9. What this blog is actually for
After all these posts, here’s the closest thing I have to a mission:
To show that asymmetric learning is a practical, repeatable edge - in how you choose, run, and launch programmes.
To make the hidden costs visible: of CPPs, anaemic trial designs, performative cultures.
To give serious people in and around pharma ideas and examples that help them make slightly better decisions under uncertainty.
This isn’t neutral corporate thought leadership. It’s a long, evolving argument that you can design for Premise → Proof → Promise, reward wanting to know, and treat every trial, partnership, and launch as an asymmetric learning opportunity.The market keeps rewarding those who do.
10. How to use the archive
If you’re new:
Start with the philosophical anchors: Premise → Proof → Promise, The Real Reason Pharma Studies Fail Before They Start, Innovation Theatre in Pharma (15 Years Later), Opportunity Cost, and The Market Keeps Voting for Asymmetric Learning.

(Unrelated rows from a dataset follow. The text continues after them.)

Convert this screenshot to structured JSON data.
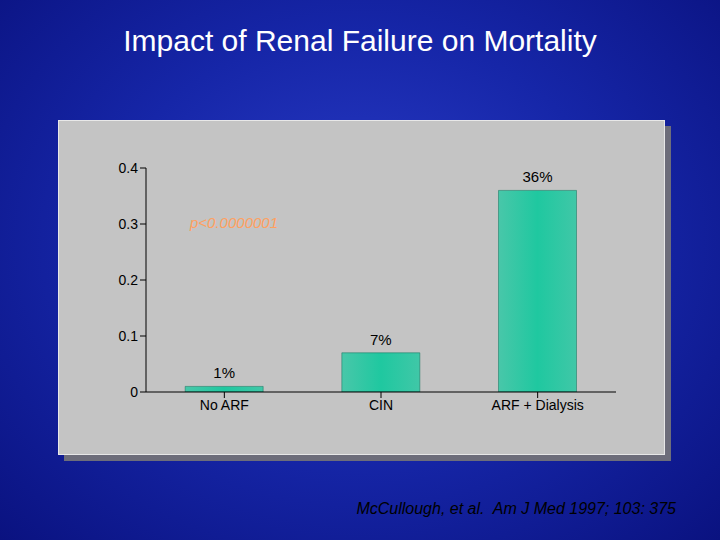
{
  "chart_data": {
    "type": "bar",
    "title": "Impact of Renal Failure on Mortality",
    "categories": [
      "No ARF",
      "CIN",
      "ARF + Dialysis"
    ],
    "values": [
      0.01,
      0.07,
      0.36
    ],
    "value_labels": [
      "1%",
      "7%",
      "36%"
    ],
    "data_labels": true,
    "color": "#1fc8a0",
    "ylim": [
      0,
      0.4
    ],
    "yticks": [
      0,
      0.1,
      0.2,
      0.3,
      0.4
    ],
    "grid": false,
    "annotations": [
      "p<0.0000001"
    ],
    "source": "McCullough, et al.  Am J Med 1997; 103: 375"
  }
}
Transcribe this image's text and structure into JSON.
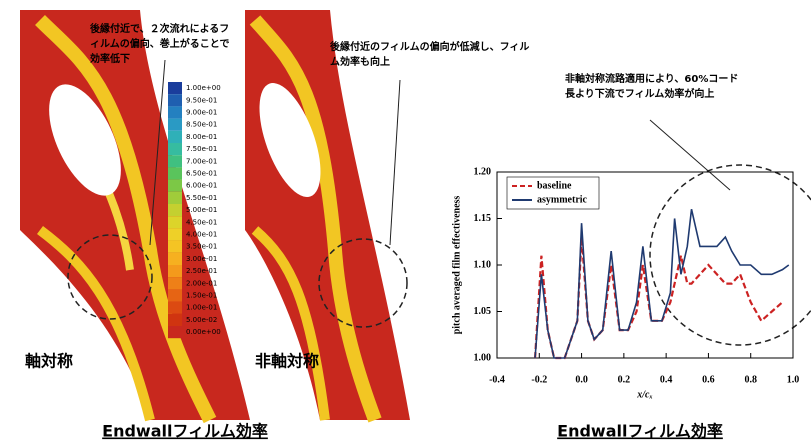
{
  "annotations": [
    "後縁付近で、２次流れによるフィルムの偏向、巻上がることで効率低下",
    "後縁付近のフィルムの偏向が低減し、フィルム効率も向上",
    "非軸対称流路適用により、60%コード長より下流でフィルム効率が向上"
  ],
  "colorbar_labels": [
    "1.00e+00",
    "9.50e-01",
    "9.00e-01",
    "8.50e-01",
    "8.00e-01",
    "7.50e-01",
    "7.00e-01",
    "6.50e-01",
    "6.00e-01",
    "5.50e-01",
    "5.00e-01",
    "4.50e-01",
    "4.00e-01",
    "3.50e-01",
    "3.00e-01",
    "2.50e-01",
    "2.00e-01",
    "1.50e-01",
    "1.00e-01",
    "5.00e-02",
    "0.00e+00"
  ],
  "panel_labels": [
    "軸対称",
    "非軸対称"
  ],
  "captions": [
    "Endwallフィルム効率",
    "Endwallフィルム効率"
  ],
  "chart_data": {
    "type": "line",
    "x_label": "x/cₓ",
    "y_label": "pitch averaged film effectiveness",
    "x": [
      -0.22,
      -0.19,
      -0.16,
      -0.13,
      -0.08,
      -0.02,
      0.0,
      0.03,
      0.06,
      0.1,
      0.14,
      0.18,
      0.22,
      0.26,
      0.29,
      0.33,
      0.38,
      0.42,
      0.44,
      0.47,
      0.5,
      0.52,
      0.56,
      0.6,
      0.64,
      0.68,
      0.71,
      0.75,
      0.8,
      0.85,
      0.9,
      0.95,
      0.98
    ],
    "series": [
      {
        "name": "baseline",
        "color": "#cc2222",
        "dash": true,
        "values": [
          1.0,
          1.11,
          1.03,
          1.0,
          1.0,
          1.04,
          1.13,
          1.04,
          1.02,
          1.03,
          1.1,
          1.03,
          1.03,
          1.05,
          1.1,
          1.04,
          1.04,
          1.06,
          1.08,
          1.11,
          1.08,
          1.08,
          1.09,
          1.1,
          1.09,
          1.08,
          1.08,
          1.09,
          1.06,
          1.04,
          1.05,
          1.06,
          null
        ]
      },
      {
        "name": "asymmetric",
        "color": "#1f3a70",
        "dash": false,
        "values": [
          1.0,
          1.09,
          1.03,
          1.0,
          1.0,
          1.04,
          1.145,
          1.04,
          1.02,
          1.03,
          1.115,
          1.03,
          1.03,
          1.06,
          1.12,
          1.04,
          1.04,
          1.07,
          1.15,
          1.09,
          1.12,
          1.16,
          1.12,
          1.12,
          1.12,
          1.13,
          1.115,
          1.1,
          1.1,
          1.09,
          1.09,
          1.095,
          1.1
        ]
      }
    ],
    "xlim": [
      -0.4,
      1.0
    ],
    "xticks": [
      -0.4,
      -0.2,
      {
        "value": 0,
        "label": "0.0"
      },
      0.2,
      0.4,
      0.6,
      0.8,
      {
        "value": 1,
        "label": "1.0"
      }
    ],
    "ylim": [
      1.0,
      1.2
    ],
    "yticks": [
      {
        "value": 1,
        "label": "1.00"
      },
      1.05,
      {
        "value": 1.1,
        "label": "1.10"
      },
      1.15,
      {
        "value": 1.2,
        "label": "1.20"
      }
    ],
    "legend": "upper left"
  }
}
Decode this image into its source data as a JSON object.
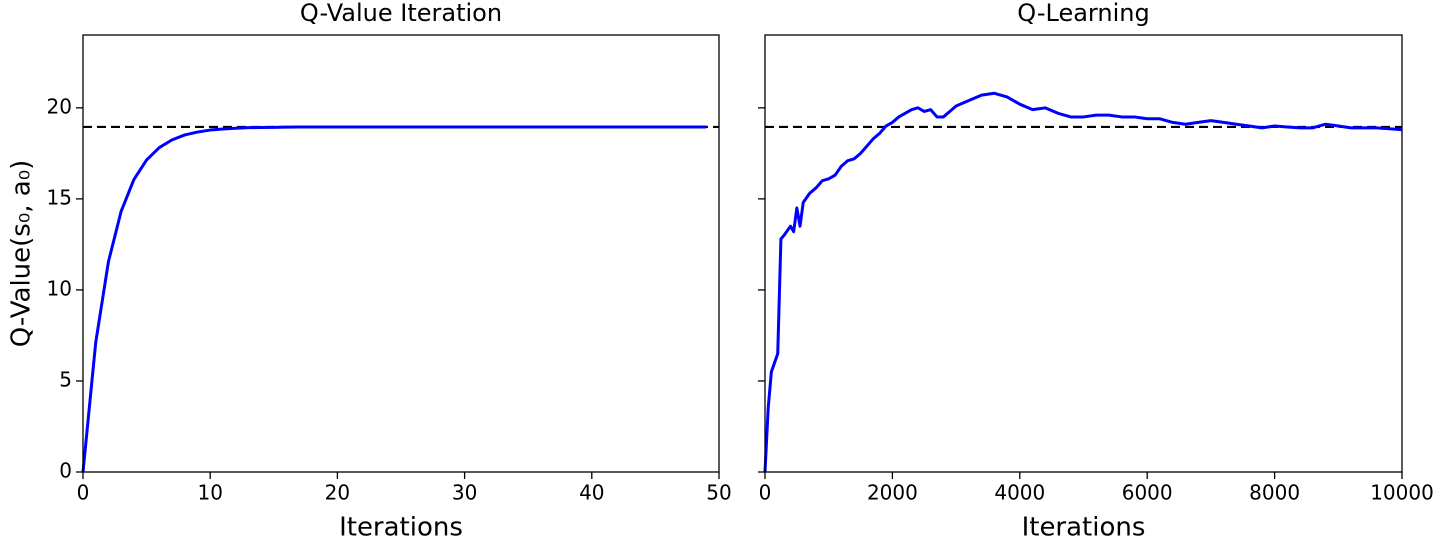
{
  "chart_data": [
    {
      "type": "line",
      "title": "Q-Value Iteration",
      "xlabel": "Iterations",
      "ylabel": "Q-Value(s₀, a₀)",
      "color": "#0000ff",
      "hline": 18.95,
      "hline_color": "#000000",
      "hline_style": "dashed",
      "x": [
        0,
        1,
        2,
        3,
        4,
        5,
        6,
        7,
        8,
        9,
        10,
        11,
        12,
        13,
        14,
        15,
        16,
        17,
        18,
        19,
        20,
        21,
        22,
        23,
        24,
        25,
        26,
        27,
        28,
        29,
        30,
        31,
        32,
        33,
        34,
        35,
        36,
        37,
        38,
        39,
        40,
        41,
        42,
        43,
        44,
        45,
        46,
        47,
        48,
        49
      ],
      "values": [
        0,
        7.11,
        11.55,
        14.32,
        16.06,
        17.14,
        17.82,
        18.24,
        18.51,
        18.67,
        18.78,
        18.84,
        18.88,
        18.91,
        18.92,
        18.93,
        18.94,
        18.95,
        18.95,
        18.95,
        18.95,
        18.95,
        18.95,
        18.95,
        18.95,
        18.95,
        18.95,
        18.95,
        18.95,
        18.95,
        18.95,
        18.95,
        18.95,
        18.95,
        18.95,
        18.95,
        18.95,
        18.95,
        18.95,
        18.95,
        18.95,
        18.95,
        18.95,
        18.95,
        18.95,
        18.95,
        18.95,
        18.95,
        18.95,
        18.95
      ],
      "xlim": [
        0,
        50
      ],
      "xticks": [
        0,
        10,
        20,
        30,
        40,
        50
      ],
      "ylim": [
        0,
        24
      ],
      "yticks": [
        0,
        5,
        10,
        15,
        20
      ]
    },
    {
      "type": "line",
      "title": "Q-Learning",
      "xlabel": "Iterations",
      "sharey": true,
      "color": "#0000ff",
      "hline": 18.95,
      "hline_color": "#000000",
      "hline_style": "dashed",
      "x": [
        0,
        50,
        100,
        200,
        250,
        300,
        400,
        450,
        500,
        550,
        600,
        700,
        800,
        900,
        1000,
        1100,
        1200,
        1300,
        1400,
        1500,
        1600,
        1700,
        1800,
        1900,
        2000,
        2100,
        2200,
        2300,
        2400,
        2500,
        2600,
        2700,
        2800,
        2900,
        3000,
        3200,
        3400,
        3600,
        3800,
        4000,
        4200,
        4400,
        4600,
        4800,
        5000,
        5200,
        5400,
        5600,
        5800,
        6000,
        6200,
        6400,
        6600,
        6800,
        7000,
        7200,
        7400,
        7600,
        7800,
        8000,
        8200,
        8400,
        8600,
        8800,
        9000,
        9200,
        9400,
        9600,
        9800,
        10000
      ],
      "values": [
        0,
        3.5,
        5.5,
        6.5,
        12.8,
        13,
        13.5,
        13.2,
        14.5,
        13.5,
        14.8,
        15.3,
        15.6,
        16,
        16.1,
        16.3,
        16.8,
        17.1,
        17.2,
        17.5,
        17.9,
        18.3,
        18.6,
        19,
        19.2,
        19.5,
        19.7,
        19.9,
        20,
        19.8,
        19.9,
        19.5,
        19.5,
        19.8,
        20.1,
        20.4,
        20.7,
        20.8,
        20.6,
        20.2,
        19.9,
        20,
        19.7,
        19.5,
        19.5,
        19.6,
        19.6,
        19.5,
        19.5,
        19.4,
        19.4,
        19.2,
        19.1,
        19.2,
        19.3,
        19.2,
        19.1,
        19,
        18.9,
        19,
        18.95,
        18.9,
        18.9,
        19.1,
        19,
        18.9,
        18.9,
        18.9,
        18.85,
        18.8
      ],
      "xlim": [
        0,
        10000
      ],
      "xticks": [
        0,
        2000,
        4000,
        6000,
        8000,
        10000
      ],
      "ylim": [
        0,
        24
      ]
    }
  ]
}
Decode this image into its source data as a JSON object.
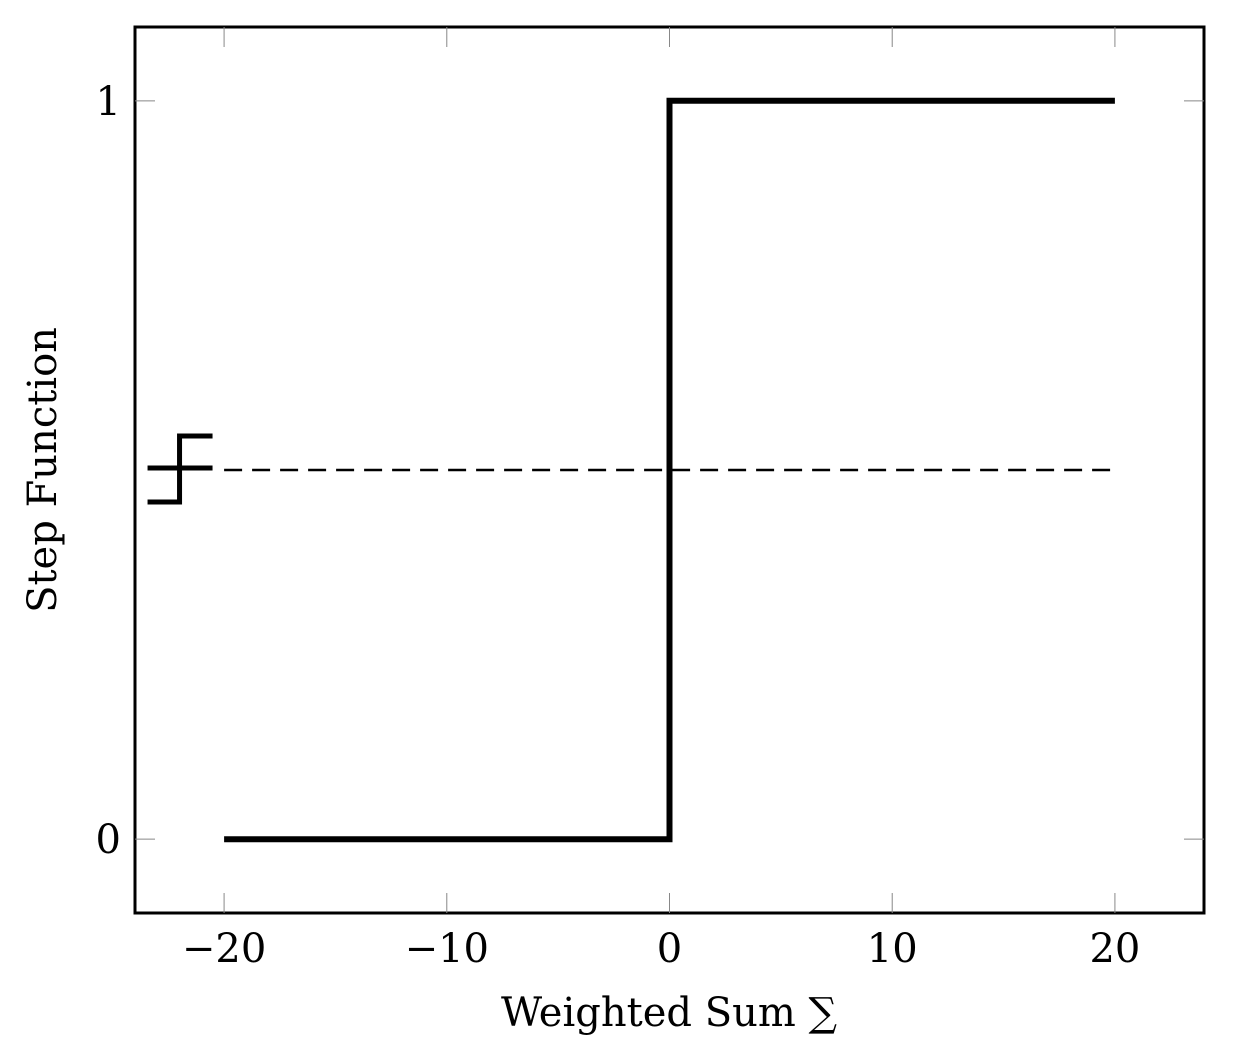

Then pick a case study (GLP-1s, CAR-T, real-time trials, biotech M&A) and read it through this lens.
Finally, look at your own world and ask the practical questions: Where are we choosing CPP over TPP? Where are we pretending to want the answer when we really want the outcome? Where could we design for more learning at lower cost?
If even one decision lands differently because something here shifted your prior, the whole exercise will have been worth it.



A terrific entry point for the uninitiated, Mike. You lay out the fundamentals in a way that should be difficult to ignore.